After the first rescue attempt, the militants began using loudspeakers to declare their ransom demands. They read the names of prisoners they wanted released from Israeli prisons, they demanded a plane to fly them out of the country, and also asked that the Romanian ambassador be involved in the negotiations.

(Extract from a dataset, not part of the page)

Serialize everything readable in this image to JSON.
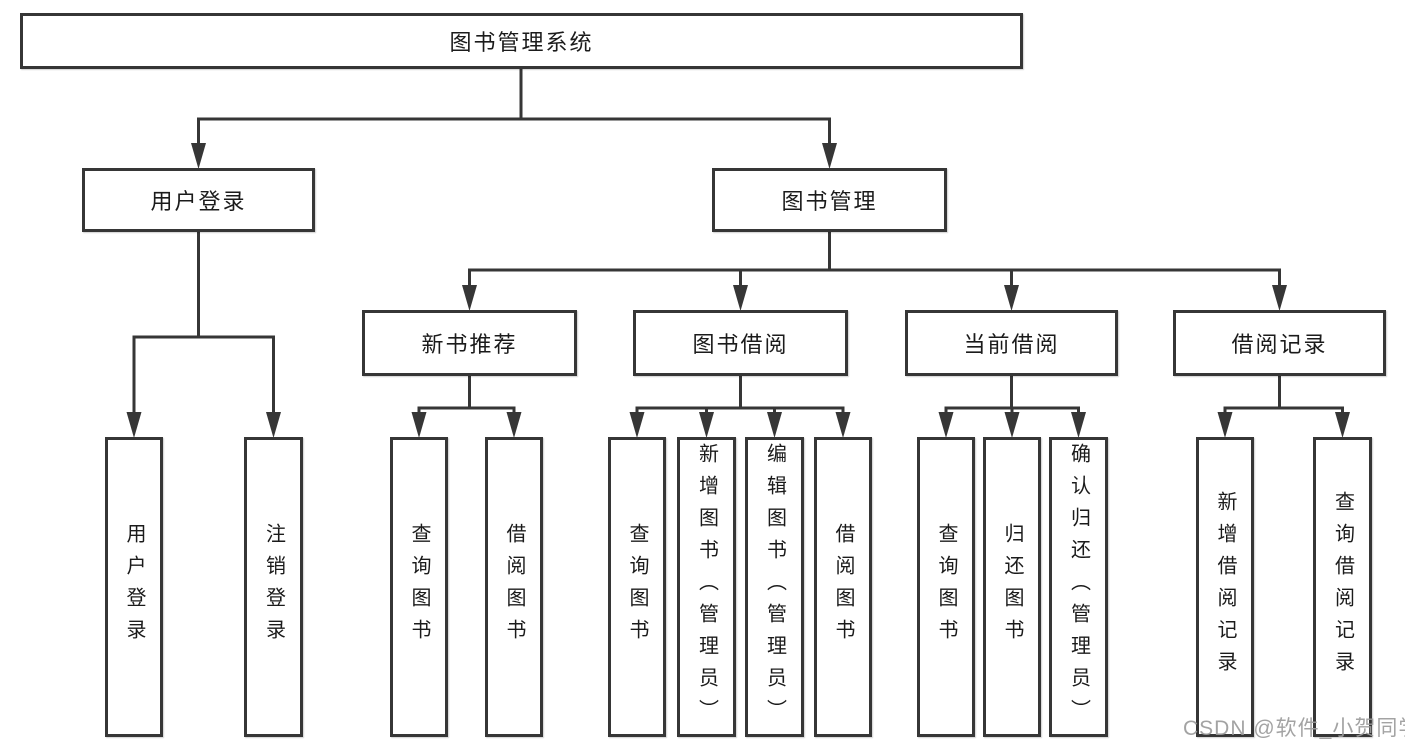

After lengthy negotiations, at around 10:00 pm on April 8, a team from the Sayeret Matkal special forces unit, under the command of Major General Uzi Dayan, broke into the building through several openings and retook the building in a raid that lasted only two minutes. During this takeover, all of the militants were killed and all hostages were rescued. Six Sayeret Matkal soldiers were injured during the takeover. During the operation, one of the militants shot Meir Peretz in his legs, while Peretz was tied up and lying on the floor, and then blew himself up using a hand grenade.

== Victims ==
=== Israeli civilian fatalities ===
- Eyal Gluska, 2, of Misgav Am
- Sammy (Samuel) Shani, 36, of Misgav Am

=== Israeli military fatalities ===
- Sgt. Eldad Tsafrir, 19, of Tel Aviv

== The perpetrators ==
In an announcement in Beirut after the attack, the Iraqi-backed Arab Liberation Front, a radical guerrilla group within the PLO, claimed responsibility for the attack and stated that the action was carried out with the aim of releasing 50 Palestinians from Israeli prisons.

== Israeli retaliation ==
Following the attack, Israel carried out Operation High Voltage (מבצע מתח גבוה) on April 17, 1980, in which seaborne Israeli Shayetet 13 commandos raided and destroyed the Ras el-Sheikh Palestinian guerrilla base in southern Lebanon (20 kilometers north of Tyre and about 40 kilometers north of the Israeli border). An IDF spokesman stated that the base was used as a supply center and staging base for terror raids in Israel. Six guerrillas were killed during the operation.